More common still were visits to the temple prostitute, who might offer up only her virginity or her entire lifetime, virgo intacta forever, provided she was penetrated only in ritual. Here she became the goddess embodied, and sex became communion with the divine – transubstantiation indeed. Unfortunately, the notion of embodying a deity during coitus is one that has been much abused. Many a monk, priest, and bishop have convinced countless believers to drop their stockings and invite His Holiness inside; the nun remains virginal if she fucks only Christ’s earthly representative. Did anyone really believe this? Maybe, maybe not, but religious fancy is a miracle cure for a guilty conscience.
Aleister Crowley needed no such balm, for he felt no guilt about the sexual rites he regularly performed. One of the most recognizable occult figures in modern history, Crowley was an avid practitioner of sex magic, as his many Scarlet Women will attest. Anton Lavey, the founder of the Church of Satan, also led sexually charged rites, though not as blatantly as Crowley. Still, a nude woman as requisite altar and the sanctioning of a very free sexuality leave the proverbial door wide open for more formalized sex magic.

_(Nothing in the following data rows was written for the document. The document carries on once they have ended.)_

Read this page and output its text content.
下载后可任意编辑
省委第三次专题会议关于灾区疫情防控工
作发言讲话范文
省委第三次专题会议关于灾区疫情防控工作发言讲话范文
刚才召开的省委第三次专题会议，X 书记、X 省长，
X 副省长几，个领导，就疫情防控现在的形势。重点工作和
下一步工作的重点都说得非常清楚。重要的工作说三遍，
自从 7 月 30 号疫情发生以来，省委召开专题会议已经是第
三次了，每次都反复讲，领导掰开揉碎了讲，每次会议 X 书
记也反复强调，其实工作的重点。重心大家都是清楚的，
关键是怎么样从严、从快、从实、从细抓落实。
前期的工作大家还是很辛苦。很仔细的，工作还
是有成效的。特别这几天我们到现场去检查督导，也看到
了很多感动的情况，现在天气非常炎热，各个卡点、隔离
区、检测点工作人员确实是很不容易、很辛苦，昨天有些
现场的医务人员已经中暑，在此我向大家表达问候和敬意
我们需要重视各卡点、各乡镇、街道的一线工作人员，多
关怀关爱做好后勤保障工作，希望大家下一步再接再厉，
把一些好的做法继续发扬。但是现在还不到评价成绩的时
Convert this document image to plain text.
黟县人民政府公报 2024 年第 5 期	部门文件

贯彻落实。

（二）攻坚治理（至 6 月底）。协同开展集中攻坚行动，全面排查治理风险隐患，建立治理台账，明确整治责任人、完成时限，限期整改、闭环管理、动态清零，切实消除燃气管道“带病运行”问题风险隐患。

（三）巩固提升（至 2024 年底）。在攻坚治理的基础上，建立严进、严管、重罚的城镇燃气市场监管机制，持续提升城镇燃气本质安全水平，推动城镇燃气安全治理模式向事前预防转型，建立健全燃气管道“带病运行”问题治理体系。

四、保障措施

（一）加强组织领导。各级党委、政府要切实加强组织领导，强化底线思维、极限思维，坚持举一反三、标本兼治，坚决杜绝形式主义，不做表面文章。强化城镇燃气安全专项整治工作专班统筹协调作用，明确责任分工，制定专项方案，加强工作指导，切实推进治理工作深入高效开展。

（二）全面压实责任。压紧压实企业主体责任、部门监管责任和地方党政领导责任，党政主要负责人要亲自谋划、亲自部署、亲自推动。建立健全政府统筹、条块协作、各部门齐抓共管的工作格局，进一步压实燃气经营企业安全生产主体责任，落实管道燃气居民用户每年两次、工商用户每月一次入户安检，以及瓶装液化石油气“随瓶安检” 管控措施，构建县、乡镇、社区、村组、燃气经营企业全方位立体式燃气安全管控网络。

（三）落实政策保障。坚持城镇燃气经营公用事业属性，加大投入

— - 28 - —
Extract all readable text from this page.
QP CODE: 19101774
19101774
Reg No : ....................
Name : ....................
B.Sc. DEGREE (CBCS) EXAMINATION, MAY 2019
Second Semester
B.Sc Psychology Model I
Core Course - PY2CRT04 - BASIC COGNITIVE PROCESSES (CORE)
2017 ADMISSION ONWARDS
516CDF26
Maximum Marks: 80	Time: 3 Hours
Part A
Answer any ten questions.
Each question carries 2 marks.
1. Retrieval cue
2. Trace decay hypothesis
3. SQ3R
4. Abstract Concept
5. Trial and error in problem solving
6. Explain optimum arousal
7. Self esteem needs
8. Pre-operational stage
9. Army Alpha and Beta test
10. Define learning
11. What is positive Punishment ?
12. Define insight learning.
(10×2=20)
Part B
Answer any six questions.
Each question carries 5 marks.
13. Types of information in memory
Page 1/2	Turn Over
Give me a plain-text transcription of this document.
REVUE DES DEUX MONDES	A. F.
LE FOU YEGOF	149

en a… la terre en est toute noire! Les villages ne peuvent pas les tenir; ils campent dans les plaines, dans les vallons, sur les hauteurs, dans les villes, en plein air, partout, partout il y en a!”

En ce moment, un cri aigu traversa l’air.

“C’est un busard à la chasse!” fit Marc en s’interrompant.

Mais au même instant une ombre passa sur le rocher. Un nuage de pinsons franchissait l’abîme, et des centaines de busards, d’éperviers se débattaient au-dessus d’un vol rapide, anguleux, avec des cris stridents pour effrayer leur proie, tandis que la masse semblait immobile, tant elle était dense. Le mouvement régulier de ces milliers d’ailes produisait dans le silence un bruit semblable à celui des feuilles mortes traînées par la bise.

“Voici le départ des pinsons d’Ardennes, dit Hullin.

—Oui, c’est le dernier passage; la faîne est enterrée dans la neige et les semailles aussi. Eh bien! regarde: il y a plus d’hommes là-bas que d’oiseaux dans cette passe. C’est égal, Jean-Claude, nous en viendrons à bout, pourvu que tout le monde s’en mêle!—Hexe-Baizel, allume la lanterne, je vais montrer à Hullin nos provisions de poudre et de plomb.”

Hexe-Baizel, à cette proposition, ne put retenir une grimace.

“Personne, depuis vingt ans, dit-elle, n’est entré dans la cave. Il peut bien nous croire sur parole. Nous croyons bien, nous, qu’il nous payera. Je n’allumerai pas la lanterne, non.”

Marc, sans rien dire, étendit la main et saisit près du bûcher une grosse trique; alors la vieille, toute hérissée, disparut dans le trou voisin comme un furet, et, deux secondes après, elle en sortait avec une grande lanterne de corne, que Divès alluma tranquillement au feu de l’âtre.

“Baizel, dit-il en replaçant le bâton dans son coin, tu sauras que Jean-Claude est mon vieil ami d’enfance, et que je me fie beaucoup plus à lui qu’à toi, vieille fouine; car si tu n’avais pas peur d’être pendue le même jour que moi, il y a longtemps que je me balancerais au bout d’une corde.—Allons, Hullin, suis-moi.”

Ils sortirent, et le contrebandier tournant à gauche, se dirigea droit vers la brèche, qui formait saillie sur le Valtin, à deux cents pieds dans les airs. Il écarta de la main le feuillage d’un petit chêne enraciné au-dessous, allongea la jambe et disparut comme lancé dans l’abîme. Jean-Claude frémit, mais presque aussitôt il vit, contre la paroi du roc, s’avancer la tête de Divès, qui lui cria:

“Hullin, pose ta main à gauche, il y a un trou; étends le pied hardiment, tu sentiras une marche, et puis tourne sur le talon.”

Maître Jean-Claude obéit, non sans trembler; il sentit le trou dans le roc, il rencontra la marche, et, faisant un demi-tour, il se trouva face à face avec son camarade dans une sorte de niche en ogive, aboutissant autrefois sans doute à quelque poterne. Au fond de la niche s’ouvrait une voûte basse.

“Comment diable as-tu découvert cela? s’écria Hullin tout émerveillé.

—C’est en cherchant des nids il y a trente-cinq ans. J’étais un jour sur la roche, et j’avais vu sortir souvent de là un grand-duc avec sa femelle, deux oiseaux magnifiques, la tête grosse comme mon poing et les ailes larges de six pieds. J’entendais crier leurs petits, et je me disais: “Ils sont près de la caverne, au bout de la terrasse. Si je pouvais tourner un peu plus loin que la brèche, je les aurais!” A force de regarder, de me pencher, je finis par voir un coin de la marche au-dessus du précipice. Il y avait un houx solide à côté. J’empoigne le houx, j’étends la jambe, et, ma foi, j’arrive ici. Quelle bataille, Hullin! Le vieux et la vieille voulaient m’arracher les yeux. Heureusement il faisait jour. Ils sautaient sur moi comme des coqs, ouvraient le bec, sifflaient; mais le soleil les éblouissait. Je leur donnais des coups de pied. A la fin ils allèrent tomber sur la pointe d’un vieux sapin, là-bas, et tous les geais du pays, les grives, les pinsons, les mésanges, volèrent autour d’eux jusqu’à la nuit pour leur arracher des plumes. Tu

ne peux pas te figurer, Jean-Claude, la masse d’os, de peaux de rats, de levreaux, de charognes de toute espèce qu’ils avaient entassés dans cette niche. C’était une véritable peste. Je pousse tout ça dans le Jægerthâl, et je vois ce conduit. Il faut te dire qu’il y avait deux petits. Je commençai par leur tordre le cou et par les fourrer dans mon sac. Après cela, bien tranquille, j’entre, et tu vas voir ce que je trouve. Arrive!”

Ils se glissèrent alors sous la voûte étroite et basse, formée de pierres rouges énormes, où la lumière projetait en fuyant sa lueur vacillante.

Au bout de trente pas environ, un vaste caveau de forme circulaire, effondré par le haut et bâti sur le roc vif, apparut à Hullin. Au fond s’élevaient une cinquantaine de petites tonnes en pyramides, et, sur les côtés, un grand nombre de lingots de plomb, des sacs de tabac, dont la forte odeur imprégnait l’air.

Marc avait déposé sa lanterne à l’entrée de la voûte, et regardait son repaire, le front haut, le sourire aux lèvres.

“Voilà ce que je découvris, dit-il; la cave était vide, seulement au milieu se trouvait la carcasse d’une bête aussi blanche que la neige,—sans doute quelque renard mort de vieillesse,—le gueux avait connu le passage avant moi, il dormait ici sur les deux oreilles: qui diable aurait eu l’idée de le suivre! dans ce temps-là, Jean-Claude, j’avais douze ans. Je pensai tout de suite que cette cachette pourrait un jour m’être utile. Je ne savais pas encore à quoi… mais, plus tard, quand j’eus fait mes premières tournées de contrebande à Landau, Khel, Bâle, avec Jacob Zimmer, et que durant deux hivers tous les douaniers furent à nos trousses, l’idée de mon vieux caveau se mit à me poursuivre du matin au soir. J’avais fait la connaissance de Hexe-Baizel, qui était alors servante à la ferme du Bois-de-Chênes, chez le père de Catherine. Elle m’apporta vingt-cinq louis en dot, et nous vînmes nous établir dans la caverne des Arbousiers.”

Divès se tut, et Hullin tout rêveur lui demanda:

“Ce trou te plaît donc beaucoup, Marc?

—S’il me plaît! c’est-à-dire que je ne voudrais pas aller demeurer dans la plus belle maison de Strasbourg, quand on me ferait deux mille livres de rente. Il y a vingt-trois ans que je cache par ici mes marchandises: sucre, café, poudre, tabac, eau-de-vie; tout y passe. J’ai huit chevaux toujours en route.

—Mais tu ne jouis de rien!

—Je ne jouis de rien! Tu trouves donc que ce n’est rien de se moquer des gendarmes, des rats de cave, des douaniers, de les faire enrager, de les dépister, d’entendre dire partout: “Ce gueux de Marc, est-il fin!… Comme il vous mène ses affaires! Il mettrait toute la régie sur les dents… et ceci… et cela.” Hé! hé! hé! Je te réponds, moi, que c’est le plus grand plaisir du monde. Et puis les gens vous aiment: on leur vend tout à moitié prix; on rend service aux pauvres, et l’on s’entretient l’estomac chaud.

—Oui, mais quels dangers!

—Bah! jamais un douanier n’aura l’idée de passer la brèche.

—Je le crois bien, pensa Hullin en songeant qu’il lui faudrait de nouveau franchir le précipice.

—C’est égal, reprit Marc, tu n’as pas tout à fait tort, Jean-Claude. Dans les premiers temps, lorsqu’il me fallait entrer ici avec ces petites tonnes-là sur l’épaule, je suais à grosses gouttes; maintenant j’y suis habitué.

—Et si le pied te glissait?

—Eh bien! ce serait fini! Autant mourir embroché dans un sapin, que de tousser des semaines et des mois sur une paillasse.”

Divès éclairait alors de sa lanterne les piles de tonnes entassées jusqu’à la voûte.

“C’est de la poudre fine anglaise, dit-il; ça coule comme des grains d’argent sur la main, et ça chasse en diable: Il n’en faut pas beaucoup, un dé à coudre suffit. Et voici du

These are but two well known Western examples. Journeying Eastward, we find centuries of Tantric masters and yogis performing sex magic as an integral part of their lifestyle even today. And why shouldn’t they? Given the poor track record of asceticism and alleged celibacy in our varied faiths, it may be in society’s best interest to reinstate the temple whore; after all, she’s been peeking out of Christianity’s darkened corners for centuries in the form of the Magdalene. Summon her, throw off those puritanical roots as you toss aside your clothes. Don’t be offended, ladies. Enjoy the worship and tell the faithful to leave their offerings on the nightstand.